# Audiovisual Speech Reconition
In this lab you will develop a bi-modal speech recognizer that makes use of both audio and visual features.

## Data
The data that you will use corresponds to 10 utterances of the digit "2" and 10 utterances of the digit "5". 
The feature extraction has already been done.
These features can be found in the data/ folder. 
It contains both speech features and visual lip tracking features for all utterances. 
You can read data/README.md for more details about the content of the data.

## Hidden Markov Model
The method that you will use to develop your bi-modal speech recognizer is the Hidden Markov Model(HMM):

> The HMM is based on augmenting the Markov chain. A Markov chain is a model that  tells  us  something  about  the  probabilities  of  sequences  of  random  variables,states, each of which can take on values from some set. These sets can be words, or tags, or symbols representing anything, like the weather.  A Markov chain makes a very strong assumption that if we want to predict the future in the sequence, all that matters is the current state. The states before the current state have no impact on the future except via the current state. It’s as if to predict tomorrow’s weather you could examine today’s weather but you weren’t allowed to look at yesterday’s weather.

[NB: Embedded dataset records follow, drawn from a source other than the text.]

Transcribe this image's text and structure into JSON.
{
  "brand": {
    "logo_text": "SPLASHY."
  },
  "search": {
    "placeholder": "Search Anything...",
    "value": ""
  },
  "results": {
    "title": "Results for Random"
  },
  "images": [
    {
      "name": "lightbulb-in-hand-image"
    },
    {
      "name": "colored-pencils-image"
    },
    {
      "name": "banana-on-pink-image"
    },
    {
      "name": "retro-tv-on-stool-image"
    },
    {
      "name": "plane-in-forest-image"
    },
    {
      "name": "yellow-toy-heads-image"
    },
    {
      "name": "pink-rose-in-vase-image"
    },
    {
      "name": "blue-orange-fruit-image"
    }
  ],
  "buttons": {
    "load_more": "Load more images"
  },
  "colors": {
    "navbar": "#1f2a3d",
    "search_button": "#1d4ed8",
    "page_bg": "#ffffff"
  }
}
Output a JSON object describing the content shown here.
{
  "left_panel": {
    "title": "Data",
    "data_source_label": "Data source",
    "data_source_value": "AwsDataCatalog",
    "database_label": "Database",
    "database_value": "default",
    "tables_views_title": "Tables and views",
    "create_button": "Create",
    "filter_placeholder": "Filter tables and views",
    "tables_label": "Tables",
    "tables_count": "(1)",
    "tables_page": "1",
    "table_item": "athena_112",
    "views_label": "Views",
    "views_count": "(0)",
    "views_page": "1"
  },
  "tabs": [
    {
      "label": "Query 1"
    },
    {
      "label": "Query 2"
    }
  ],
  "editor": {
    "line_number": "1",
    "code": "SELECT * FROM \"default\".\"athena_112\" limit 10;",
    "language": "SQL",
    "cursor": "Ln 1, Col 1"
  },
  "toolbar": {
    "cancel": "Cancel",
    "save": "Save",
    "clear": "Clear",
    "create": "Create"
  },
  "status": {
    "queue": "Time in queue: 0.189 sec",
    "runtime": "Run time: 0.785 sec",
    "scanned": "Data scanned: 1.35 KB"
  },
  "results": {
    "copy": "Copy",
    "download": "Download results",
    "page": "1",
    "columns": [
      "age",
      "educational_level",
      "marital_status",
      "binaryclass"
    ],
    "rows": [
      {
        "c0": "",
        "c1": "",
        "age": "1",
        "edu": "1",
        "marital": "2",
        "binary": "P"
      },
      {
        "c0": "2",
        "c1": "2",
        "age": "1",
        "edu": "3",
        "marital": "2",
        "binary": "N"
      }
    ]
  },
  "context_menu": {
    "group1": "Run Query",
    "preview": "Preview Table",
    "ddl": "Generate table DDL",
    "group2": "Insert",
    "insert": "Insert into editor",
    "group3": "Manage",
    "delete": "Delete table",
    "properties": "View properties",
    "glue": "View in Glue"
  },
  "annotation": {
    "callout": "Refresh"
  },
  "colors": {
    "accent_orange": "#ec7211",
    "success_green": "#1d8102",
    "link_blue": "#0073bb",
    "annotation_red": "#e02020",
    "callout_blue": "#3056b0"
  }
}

> A Markov chain is useful when we need to compute a probability for a sequence of observable events. In many cases, however, the events we are interested in are hidden: we don’t observe them directly. For example we don’t normally observe hidden part-of-speech tags in a text. Rather, we see words, and must infer the tags from the word sequence. We call the tags hidden because they are not observed. A hidden Markov model(HMM) allows us to talk about both observed events (like words that we see in the input) and hidden events (like part-of-speech tags) that we think of as causal factors in our probabilistic model.

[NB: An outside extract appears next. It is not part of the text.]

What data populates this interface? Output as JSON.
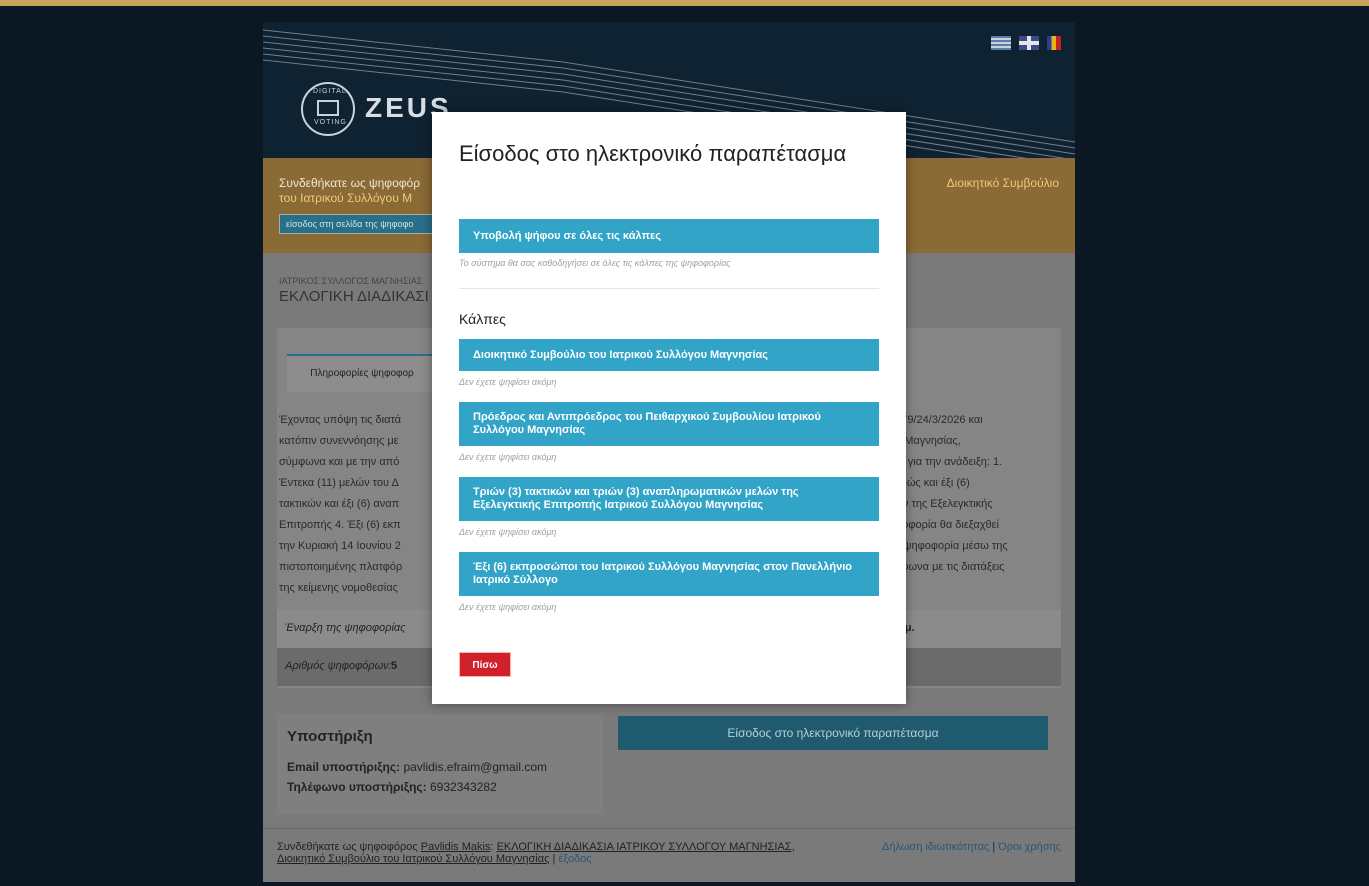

> An HMM is specified by the following components:
* $Q=q_1q_2...q_N$ a set of $N$ states
* $A=A_{11}...a_{ij}...a_{NN}$ a **transition probability matrix** $A$, each $a_{ij}$ representing the probability of moving from state $i$ to state $j$, s.t. $\sum^N_{j=1}a_{ij}=1$  $\forall i$
* $O=o_1o_2...o_T$ a sequence of $T$ **observations**, each one drawn from a vocabulary $V=v_1,v_2,...,v_V$
* $B=b_i(o_t)$ a sequence of **observation likelihoods**, also called **emission probabilities**, each expressing the probability of an obervation $o_t$ being generated from state $i$
* $\pi=\pi_1,\pi_2,...,\pi_N$ an **initial probability distribution** over states. $\pi_i$ being the probability that the Markov chain will start in state $i$. Some states $j$ may have $\pi_j=0$, meaning that they cannot be initial states. Also, $\sum^n_{i=1}pi_i=1$

This lab focuses on two of the fundamental HMM problems:

*  Learning: Given an observation sequence $O$ and the set of states in the HMM, learn the HMM parameters A and B. 
*  Likelihood: Given a HMM $\lambda = (A,B)$ and on observation sequence $O$, determine the likelihood $P(O|\lambda)$.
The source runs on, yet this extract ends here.